“你怎么會這么認為?”
“喏,”她指了指閆啟芯身后的那個長滿草的小土包,“墳頭。”
我笑出了聲。
“你笑什么!?”她竟然有些生氣。
“你說的對,確實像墳頭。”
她伸手推了一下我的肩膀。
“我說對了你還笑!?”
“抱歉,我其實是在笑我自己。”我使勁忍住,“這個‘墳頭’是我設計的。它看上去像是墳上長了草,其實是個貓窩。”

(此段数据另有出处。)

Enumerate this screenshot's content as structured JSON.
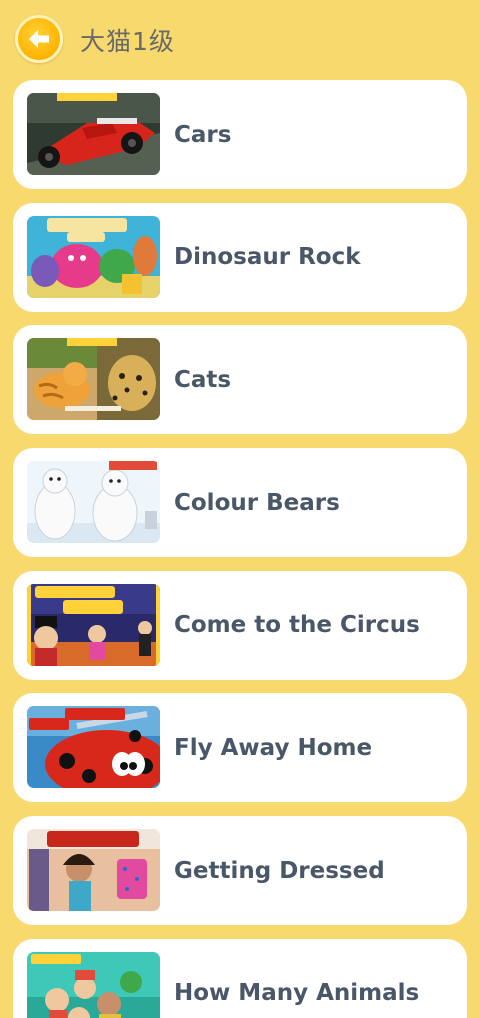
{
  "header": {
    "title": "大猫1级",
    "back_icon": "arrow-left-icon",
    "accent": "#ffb300"
  },
  "books": [
    {
      "title": "Cars",
      "cover_text": "Cars"
    },
    {
      "title": "Dinosaur Rock",
      "cover_text": "Dinosaur Rock"
    },
    {
      "title": "Cats",
      "cover_text": "Cats",
      "cover_subtext": "Claire Llewellyn"
    },
    {
      "title": "Colour Bears",
      "cover_text": "Bears"
    },
    {
      "title": "Come to the Circus",
      "cover_text": "Come to the Circus"
    },
    {
      "title": "Fly Away Home",
      "cover_text": "Fly Home"
    },
    {
      "title": "Getting Dressed",
      "cover_text": "Dressed"
    },
    {
      "title": "How Many Animals",
      "cover_text": "How"
    }
  ],
  "colors": {
    "background": "#f7d96e",
    "card": "#ffffff",
    "title_text": "#4a5768"
  }
}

“貓窩?那玩意兒還需要設計?網購一個不就行了?”她瞪大了眼睛,“大叔,你拿我當小孩子糊弄,對吧?”
我擺出一副你愛信不信的表情。
她端著照片橫看豎看。
“不像。”她搖了搖頭,指著土包側面的幾個黑洞洞說道,“這個土包哪里是什么貓窩啊,更像是你把誰家的祖墳捅成了蜂窩煤,臨走前還在上面種滿了草,好難看!”
“喂,少說不吉利的話。”
“我只是實話實說,你的設計確實不像貓窩。我見過的貓窩都是中間豎起一根桿子,桿子底部有磨爪板,桿子上有幾個供貓咪爬著打盹兒的平臺,從遠處看,那玩意兒就像光禿禿的樹桿上橫插著幾根羽毛球拍。”
女孩在狹窄的車廂里展開雙臂,仿佛她就是一棵樹。
“那個叫攀爬架,不是貓窩。”
“是這樣嗎?不過,我還見過另一種:一人多高的木頭箱子,上下隔兩三層,外面用玻璃板或者鐵絲網封起來,貓咪可以從側面進進出出,爬上爬下,每一只貓都占據其中的一層,活像是貓的合租別墅。”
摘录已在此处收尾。